Trauma & Relationships
Trauma and its effect on relationships
Life is what happens when you spend time planning and then all your carefully laid expectations suddenly fall apart. We all carry with us a plan, a map of the world and our expectations of it. This map includes the fact that things can and do go wrong but usually for someone else.
Trauma occurs when the map fails to represent the world: totally. It’s about experiencing not just the unexpected but the unanticipated, not just the unforeseen but the unimagined the unimaginable! There are criteria for ‘trauma’ but in truth it’s defined by you. It’s subjective. Sometimes a trauma is obvious; accident, natural disaster, terrorist event and sometimes not; death of a loved one, a stay in hospital, memories of abuse, a diagnosis of cancer.
These events change our map and our beliefs and understanding of the world. That's why after a trauma people may not even feel that they are the same person at all. This means that relationships change. The trust that people had in themselves, in you and the world around them which was so solid before the trauma changes radically afterwards.

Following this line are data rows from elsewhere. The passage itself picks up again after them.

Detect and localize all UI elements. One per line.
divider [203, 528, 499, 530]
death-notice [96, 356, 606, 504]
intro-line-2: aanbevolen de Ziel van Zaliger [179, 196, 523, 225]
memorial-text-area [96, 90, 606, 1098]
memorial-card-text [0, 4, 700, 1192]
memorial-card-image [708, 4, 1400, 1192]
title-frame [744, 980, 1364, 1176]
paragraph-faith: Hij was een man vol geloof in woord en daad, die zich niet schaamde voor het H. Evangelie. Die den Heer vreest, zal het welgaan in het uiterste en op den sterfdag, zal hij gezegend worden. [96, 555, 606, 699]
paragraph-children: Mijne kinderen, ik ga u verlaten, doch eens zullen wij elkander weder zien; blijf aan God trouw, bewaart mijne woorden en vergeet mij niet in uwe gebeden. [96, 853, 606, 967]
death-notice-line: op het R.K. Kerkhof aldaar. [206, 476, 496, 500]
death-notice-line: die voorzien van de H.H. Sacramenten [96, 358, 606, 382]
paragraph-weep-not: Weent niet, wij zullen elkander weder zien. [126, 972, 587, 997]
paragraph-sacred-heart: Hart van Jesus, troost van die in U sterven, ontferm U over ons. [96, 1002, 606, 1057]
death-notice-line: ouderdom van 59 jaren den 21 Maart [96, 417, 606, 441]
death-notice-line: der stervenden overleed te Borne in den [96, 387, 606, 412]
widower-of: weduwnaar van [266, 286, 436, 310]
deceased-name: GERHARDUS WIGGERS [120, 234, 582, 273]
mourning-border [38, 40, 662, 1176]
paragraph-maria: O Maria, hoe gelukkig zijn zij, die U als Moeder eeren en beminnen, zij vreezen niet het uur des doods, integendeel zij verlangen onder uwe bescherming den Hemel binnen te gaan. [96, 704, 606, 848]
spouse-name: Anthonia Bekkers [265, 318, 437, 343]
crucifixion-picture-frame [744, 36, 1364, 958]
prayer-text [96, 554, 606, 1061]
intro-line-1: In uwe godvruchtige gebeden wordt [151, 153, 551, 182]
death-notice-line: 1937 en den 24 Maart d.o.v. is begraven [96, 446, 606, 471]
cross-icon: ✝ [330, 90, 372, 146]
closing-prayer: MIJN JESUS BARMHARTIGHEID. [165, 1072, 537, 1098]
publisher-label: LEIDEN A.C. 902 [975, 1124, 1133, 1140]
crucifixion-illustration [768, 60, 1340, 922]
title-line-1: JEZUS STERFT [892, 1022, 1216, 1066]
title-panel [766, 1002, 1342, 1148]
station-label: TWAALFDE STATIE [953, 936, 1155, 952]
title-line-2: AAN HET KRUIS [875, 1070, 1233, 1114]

People who have been through trauma can often act in very different ways compared to how they were before the trauma. They may prefer to be on their own for long periods of time and they be depressed for the first time. You may notice that they show compulsive behaviours or become obsessed with specific objects or places or they may avoid certain places or ways of travel. They may also respond to otherwise small arguments with a ferocious intensity or to your love with withdrawal and indifference. This is largely because of the fear of massive panic attacks that are very often brought about through flash backs – that uncontrollable experience of being back in the very experience they seek to avoid. This can also lead to a large helping of self-blame as they tell themselves that they ‘should be able to deal with this’, that they ‘should be much stronger’ and if only they ‘didn’t have to burden anyone else with their problems’.
All these new responses mean that maintaining a meaningful relationship is placed under great stress for all those involved and the chances of making new ones almost impossible.
However, the healthy way to overcome these changes and to heal the trauma is to recognise them without blame or fear. Easier said than done perhaps and yet knowledge and acceptance are the keys here. All these responses to trauma are natural and they are real. Real in that there is a physiological process going on, the body is affecting what we think and what we think disturbs our body. It is simply that we are stuck in way of being that is no longer helpful. All we need to do is to be more creative in our responses to this way of being.
If some you know someone who has begun to act differently with you it may be time to ask them what’s really happening for them. Be prepared for perhaps a long wait as they unravel all that’s happened for them or to receive a rush of emotion as they begin to find the words that describe events that have only just come into focus. All you need to do is listen, explore and bring the person back into the now, today, with you in a safe place so that a new relationship can be created. This new way of being between you will not be like it was before and yet it just might be stronger, have new flexibility.
For both of you this new relationship could well be far more resilient.